If successful, Max Mosley's bid to change the UK law on privacy could result in 'a radically different press...with a lot of the colour taken away' and 'papers folding because they can't afford the legal costs' and 'would imperil investigative journalism', it has been warned – as D-day looms in the European Court of Human Rights.
Just under three years ago, the then FIA President found himself at the centre of a sensationalist tabloid sex scandal following a front page exposé
published by Sunday red-top the News of the World
detailing his lurid liaisons with prostitutes in a so-called 'torture dungeon' in London. Mosley successfully sued the newspaper for a record £60,000 in damages after the High Court ruled that his right to privacy had been violated.
“Tabloid revelations can cause great pain, even suicide,” he wrote on the Guardian
website. “As things stand, the law is ineffective. It cannot prevent even the most outrageously illegal invasions of privacy by the tabloids. If they feel like it, they can ruin lives with impunity. The only answer is to compel a newspaper to inform you if it intends to publish your private information.”
And that is precisely what Mosley is now endeavouring to enforce.

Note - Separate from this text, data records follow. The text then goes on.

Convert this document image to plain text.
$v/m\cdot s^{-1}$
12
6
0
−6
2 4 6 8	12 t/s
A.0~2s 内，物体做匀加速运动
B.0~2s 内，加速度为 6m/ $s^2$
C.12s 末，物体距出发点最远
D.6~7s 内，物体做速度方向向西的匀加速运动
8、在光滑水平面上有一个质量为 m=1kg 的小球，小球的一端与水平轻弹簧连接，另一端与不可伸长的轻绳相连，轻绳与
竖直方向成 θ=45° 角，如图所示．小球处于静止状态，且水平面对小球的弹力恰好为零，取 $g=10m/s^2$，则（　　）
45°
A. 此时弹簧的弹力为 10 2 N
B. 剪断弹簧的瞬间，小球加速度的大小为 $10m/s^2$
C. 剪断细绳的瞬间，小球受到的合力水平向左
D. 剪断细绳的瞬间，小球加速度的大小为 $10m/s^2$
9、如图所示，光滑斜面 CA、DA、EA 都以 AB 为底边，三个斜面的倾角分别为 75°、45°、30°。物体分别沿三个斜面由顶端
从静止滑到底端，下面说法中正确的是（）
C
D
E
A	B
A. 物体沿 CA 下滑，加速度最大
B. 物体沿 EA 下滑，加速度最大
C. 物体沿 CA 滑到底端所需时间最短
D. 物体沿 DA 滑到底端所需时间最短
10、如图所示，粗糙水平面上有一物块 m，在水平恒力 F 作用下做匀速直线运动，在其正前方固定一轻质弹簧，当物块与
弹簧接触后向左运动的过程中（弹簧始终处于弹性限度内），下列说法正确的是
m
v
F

The Englishman will appear before a panel of judges in the European Court of Human Rights in Strasbourg today, and will argue that Britain's celebrity privacy laws should be reformed by the Government so that editors are legally obliged to notify public figures of stories they intend to publish about them before they appear, in an effort to bring an end to what he describes as tabloid 'ambushes'.
Mosley will campaign for 'prior notification', which would enable the subject of the story to seek a court injunction to delay the article or prevent it from seeing the light of day full-stop – potentially leaving the final say in whether or not it is justified to invade a person's privacy in the hands of a judge rather than a newspaper editor.
“The first Max knew about the News of the World
story was on the morning of 30 March, 2008, the same time as 15 per cent of the adult population of the UK were also reading it,” revealed Dominic Crossley, a partner at law firm Collyer Bristow who are representing Mosley. “The decision not to notify the subjects of stories like this is a technique used by tabloid editors in extreme cases when the article is clearly going to be unlawful – they take a decision which renders privacy rights entirely futile.”
The case being tabled by Mosley's lawyers is that the only way to effectively quash such unethical practice is to amend the law, since no financial compensation can ever atone for such a flagrant loss of privacy – but whilst a judgement in the 70-year-old's favour could well sound the death knell for so-called 'kiss-and-tell' stories, many fear it could also have much farther-reaching implications in striking a hefty blow to serious investigative journalism, too, by removing the media's accepted right to freedom of speech.
“[Mosley] is a wealthy international public figure with a penchant for satisfying sexual desires by beating women and being beaten by them,” mused Geoffrey Robertson QC, representing media organisations that are robustly contesting the case. “He pays prostitutes to engage with him in mildly sadomasochistic orgies, and campaigns for a law that will enable the truth about such 'private' conduct to remain secret. The vast scope of the new law which is contended for...is so vague as to be unworkable.”
“There will be a radically different press if he is successful, with a lot of the colour taken away,” added Caroline Kean from law firm Wiggin – which has represented some of the country's foremost publishers – speaking to Press Gazette
. “We would see 'papers folding because they can't afford the legal costs. I hate to say it, but it would imperil investigative journalism.”
The matter highlights the uneasy relationship between Articles 8 and 10 of the Human Rights Act, protecting respectively the right to privacy and that to freedom of expression. Last year, the Culture, Media and Sport Select Committee in the House of Commons evaluated Mosley's case for a report on press and privacy – concluding that the 'public interest' argument tendered by the News of the World's
editor was 'wholly unpersuasive', even if the 'public was interested in it'. The committee rejected, however, the notion that the law on privacy should be altered.
A ruling from the European Court of Human Rights is not expected for a number of months.